Snake Lucci mentions Big L, Jay-Z, Big Pun and more when talking about hip-hop artists who influence him. He gets more animated when he is asked about rock music, and he states he is into Bay Area thrasher rock, screamo, punk, some Nu Metal and grunge. “Real grunge,” he said, “not the artificial shit.” He name-checks the Deftones, “old” Metallica, Alice In Chains, System of a Down and Japanese rock as favorites. If you just listen to songs such as “Parasite” and “Drowning” off the latest project “My Darker Sessions,” you may not realize Snake Lucci does hip-hop as well. On “Parasite,” hard-rock blast beats mix with hip-hop beats and heavy guitar over melodic verses and

“I had my first full rock song,” he said, “which is ‘Parasite.’ I am presenting more elements of rock instead of just one guitar on a beat. I put more of my rock vocals on there that I have never used before. I always wanted to do a rock album, but never did. I figured now is the time. The concept behind the song is fake friendships, fake friends,
things you deal with climbing up in the industry and relationships. Going through the same door, racing through the same door. Parasites all together. People leaching onto other people.”
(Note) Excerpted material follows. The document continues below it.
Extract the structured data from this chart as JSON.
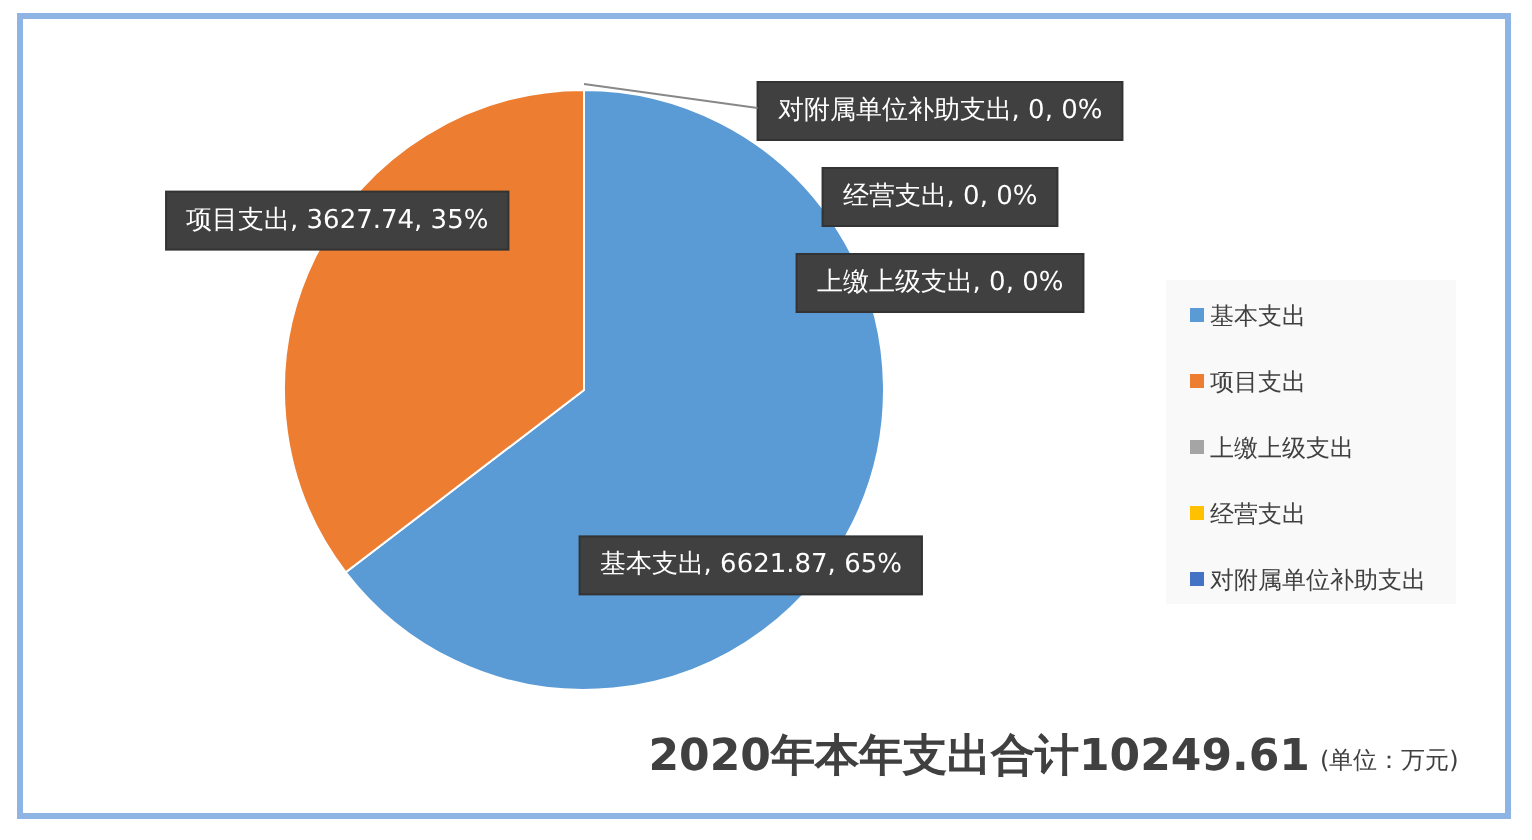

He explains the concept for the video this way: “So I flipped the song for the video where it’s kind of like a love story, almost. Me talking to this girl, but we don’t know if the other one is bullshitting and at the same time we are having fun. We are walking though the record store, buying a record and I take her number down, but at the end of the day, I don’t know if this is a player.”

Up next is a new single for a song called “Archery” that Snake Lucci planned to drop in late March. He will also work on an 11-song album called “Darkest Sessions” produced by King Iso. Soon Snakehouse Apparel and Savage Dreams skate clothing wear will be available online.

“I have been skating for a while,” he said. “It started out like when I was in trouble as a kid and on house arrest. I could only stay within a certain amount of feet from the house. So, I would practice tricks and ride in the area, and I got really good at it. So, I stuck with it.”